Presiden ingin memanfaatkan dana haji dialokasikan untuk investasi pembangunan infrastruktur. Hal ini pun sontak menjadi pembahasan di sosial media sehingga menimbulkan pro dan kontra di tengah masyarakat layaknya cinta segitiga antara Raffi, Nagita, dan Ayu Ting ting.
Seperti yang terjadi sebelumnya, di mana apa yang coba Jokowi lakukan, pasti akan mendapat respons negatif dari pendukung atau tokoh-tokoh partai oposisi. Lalu, apa alasan yang menjadikan mereka mengkritik keras langkah Jokowi kali ini?
Dana haji notabene adalah dana milik umat yang harusnya dikelola untuk kepentingan umat atau mempermudah jamaah dalam keberangkatan haji. Lalu, mengapa lagi-lagi diusik oleh dahaga ambisi Jokowi untuk kepentingan infrastruktur? Kalau sudah begini, sebenarnya saya tidak yakin Emak masih ingin naik haji.
Sudah jelas keputusan ini bisa menimbulkan keresahan. Apalagi, saat ini banyak kalangan umat Islam yang merasa dicederai aspirasinya dan tidak diakomodasi oleh pemerintah. Dana haji adalah uang rakyat, uang umat yang memang bukan seperti bayar pajak, tetapi mereka menabung diamanatkan ke pemerintah untuk berangkat haji.

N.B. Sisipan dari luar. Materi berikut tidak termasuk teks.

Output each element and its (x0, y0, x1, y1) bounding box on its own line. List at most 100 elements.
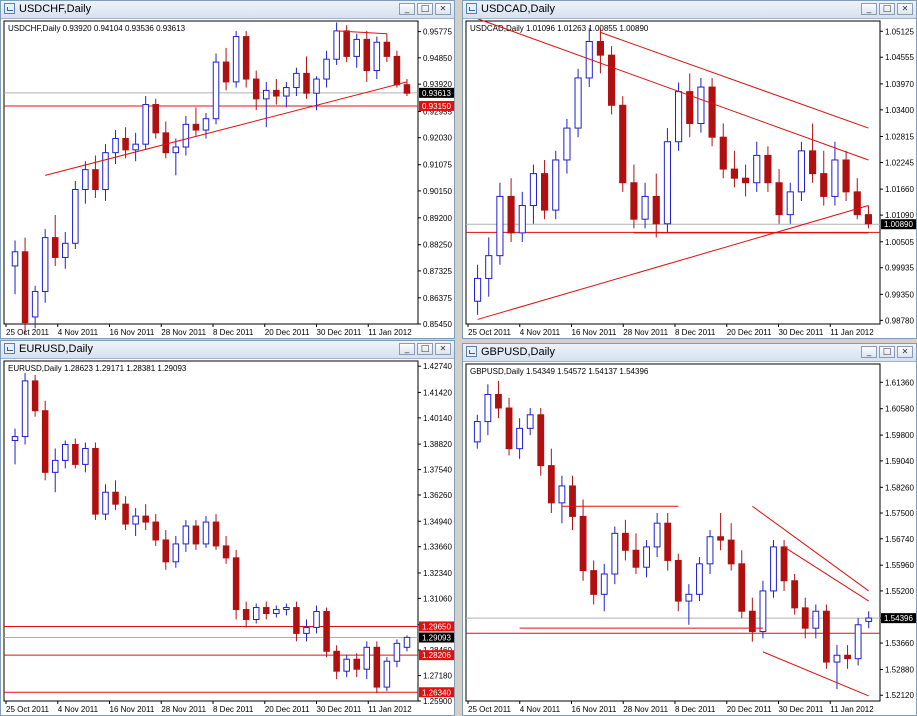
date-tick-label: 25 Oct 2011 (468, 705, 512, 714)
price-tick-label: 0.94850 (423, 54, 452, 63)
candle-body (283, 607, 290, 611)
date-tick-label: 25 Oct 2011 (468, 328, 512, 337)
close-button[interactable]: ✕ (897, 346, 913, 358)
price-chart[interactable]: USDCHF,Daily 0.93920 0.94104 0.93536 0.9… (1, 19, 455, 339)
candle-body (62, 444, 69, 461)
price-tick-label: 1.36260 (423, 491, 452, 500)
candle-body (152, 104, 159, 134)
candle-body (652, 195, 660, 225)
date-tick-label: 28 Nov 2011 (623, 328, 668, 337)
window-title: GBPUSD,Daily (481, 346, 555, 358)
candle-body (353, 658, 360, 670)
price-chart[interactable]: EURUSD,Daily 1.28623 1.29171 1.28381 1.2… (1, 359, 455, 716)
candle-body (643, 546, 650, 568)
date-tick-label: 16 Nov 2011 (572, 328, 617, 337)
candle-body (770, 546, 777, 592)
candle-body (252, 607, 260, 620)
date-tick-label: 8 Dec 2011 (675, 328, 716, 337)
candle-body (222, 545, 230, 559)
date-tick-label: 16 Nov 2011 (110, 328, 155, 337)
candle-body (92, 447, 99, 515)
window-titlebar[interactable]: EURUSD,Daily _ □ ✕ (1, 341, 454, 359)
candle-body (31, 380, 39, 412)
price-tick-label: 1.02245 (885, 158, 914, 167)
date-tick-label: 4 Nov 2011 (520, 328, 561, 337)
plot-area (3, 20, 419, 325)
candle-body (516, 427, 524, 450)
candle-body (11, 251, 19, 267)
candle-body (537, 414, 545, 467)
eurusd-chart-window[interactable]: EURUSD,Daily _ □ ✕ EURUSD,Daily 1.28623 … (0, 340, 455, 716)
candle-body (353, 38, 360, 57)
price-tick-label: 0.87325 (423, 267, 452, 276)
minimize-button[interactable]: _ (861, 346, 877, 358)
price-tick-label: 1.42740 (423, 362, 452, 371)
candle-body (273, 89, 280, 97)
window-titlebar[interactable]: USDCAD,Daily _ □ ✕ (463, 1, 916, 19)
close-button[interactable]: ✕ (435, 3, 451, 15)
window-titlebar[interactable]: USDCHF,Daily _ □ ✕ (1, 1, 454, 19)
candle-body (172, 146, 180, 154)
date-tick-label: 11 Jan 2012 (830, 705, 874, 714)
candle-body (786, 191, 794, 216)
candle-body (293, 72, 300, 89)
candle-body (212, 521, 220, 547)
candle-body (831, 159, 839, 197)
candle-body (708, 86, 716, 138)
candle-body (182, 123, 190, 148)
date-tick-label: 20 Dec 2011 (265, 328, 310, 337)
price-tick-label: 1.33660 (423, 543, 452, 552)
close-button[interactable]: ✕ (897, 3, 913, 15)
price-chart[interactable]: GBPUSD,Daily 1.54349 1.54572 1.54137 1.5… (463, 362, 917, 716)
candle-body (212, 61, 220, 120)
gbpusd-chart-window[interactable]: GBPUSD,Daily _ □ ✕ GBPUSD,Daily 1.54349 … (462, 343, 917, 716)
maximize-button[interactable]: □ (417, 3, 433, 15)
price-tick-label: 1.02815 (885, 133, 914, 142)
maximize-button[interactable]: □ (879, 346, 895, 358)
window-titlebar[interactable]: GBPUSD,Daily _ □ ✕ (463, 344, 916, 362)
candle-body (102, 491, 109, 515)
candle-body (21, 380, 29, 438)
symbol-info: EURUSD,Daily 1.28623 1.29171 1.28381 1.2… (8, 364, 187, 373)
price-chart[interactable]: USDCAD,Daily 1.01096 1.01263 1.00855 1.0… (463, 19, 917, 339)
candle-body (474, 277, 482, 302)
usdchf-chart-window[interactable]: USDCHF,Daily _ □ ✕ USDCHF,Daily 0.93920 … (0, 0, 455, 339)
candle-body (541, 173, 549, 211)
marker-price-label: 1.29093 (422, 634, 451, 643)
price-tick-label: 1.37540 (423, 466, 452, 475)
window-title: USDCAD,Daily (481, 3, 555, 15)
marker-price-label: 1.54396 (884, 614, 913, 623)
minimize-button[interactable]: _ (399, 343, 415, 355)
candle-body (403, 84, 411, 94)
price-tick-label: 1.32340 (423, 569, 452, 578)
symbol-info: USDCHF,Daily 0.93920 0.94104 0.93536 0.9… (8, 24, 186, 33)
candle-body (51, 237, 59, 258)
date-tick-label: 4 Nov 2011 (58, 328, 99, 337)
chart-window-icon (466, 346, 477, 357)
minimize-button[interactable]: _ (861, 3, 877, 15)
candle-body (853, 191, 861, 216)
candle-body (11, 436, 19, 442)
candle-body (854, 624, 862, 660)
marker-price-label: 0.93150 (422, 102, 451, 111)
candle-body (112, 138, 119, 154)
candle-body (72, 188, 79, 244)
marker-price-label: 1.28206 (422, 651, 451, 660)
minimize-button[interactable]: _ (399, 3, 415, 15)
usdcad-chart-window[interactable]: USDCAD,Daily _ □ ✕ USDCAD,Daily 1.01096 … (462, 0, 917, 339)
price-tick-label: 1.41420 (423, 388, 452, 397)
candle-body (797, 150, 805, 193)
window-title: USDCHF,Daily (19, 3, 92, 15)
candle-body (507, 195, 515, 234)
date-tick-label: 20 Dec 2011 (727, 705, 772, 714)
price-tick-label: 0.92030 (423, 134, 452, 143)
candle-body (864, 214, 872, 225)
date-tick-label: 30 Dec 2011 (779, 705, 824, 714)
maximize-button[interactable]: □ (417, 343, 433, 355)
candle-body (473, 421, 481, 443)
date-tick-label: 4 Nov 2011 (58, 705, 99, 714)
price-tick-label: 0.95775 (423, 28, 452, 37)
price-tick-label: 1.05125 (885, 27, 914, 36)
close-button[interactable]: ✕ (435, 343, 451, 355)
maximize-button[interactable]: □ (879, 3, 895, 15)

Sepengetahuan saya, di dalam undang-undang telah di atur secara rinci penggunaan dana haji. Kalau digunakan membangun asrama haji, mungkin masih masuk akal. Akan tetapi, apakah tepat bila dana tersebut diperuntukan membangun jalan tol?
Saat ini, dana haji yang terkumpul di Indonesia mencapai angka Rp. 80 triliun sampai Rp. 93 triliun, jumlah yang sangat besar dan dapat membantu dalam pembangunan infrastuktur di negeri ini. Namun, rencana tersebut sangat riskan bila tidak sesuai dengan undang-undang dan tentu harus sesuai syariah islam dalam penggunaannya.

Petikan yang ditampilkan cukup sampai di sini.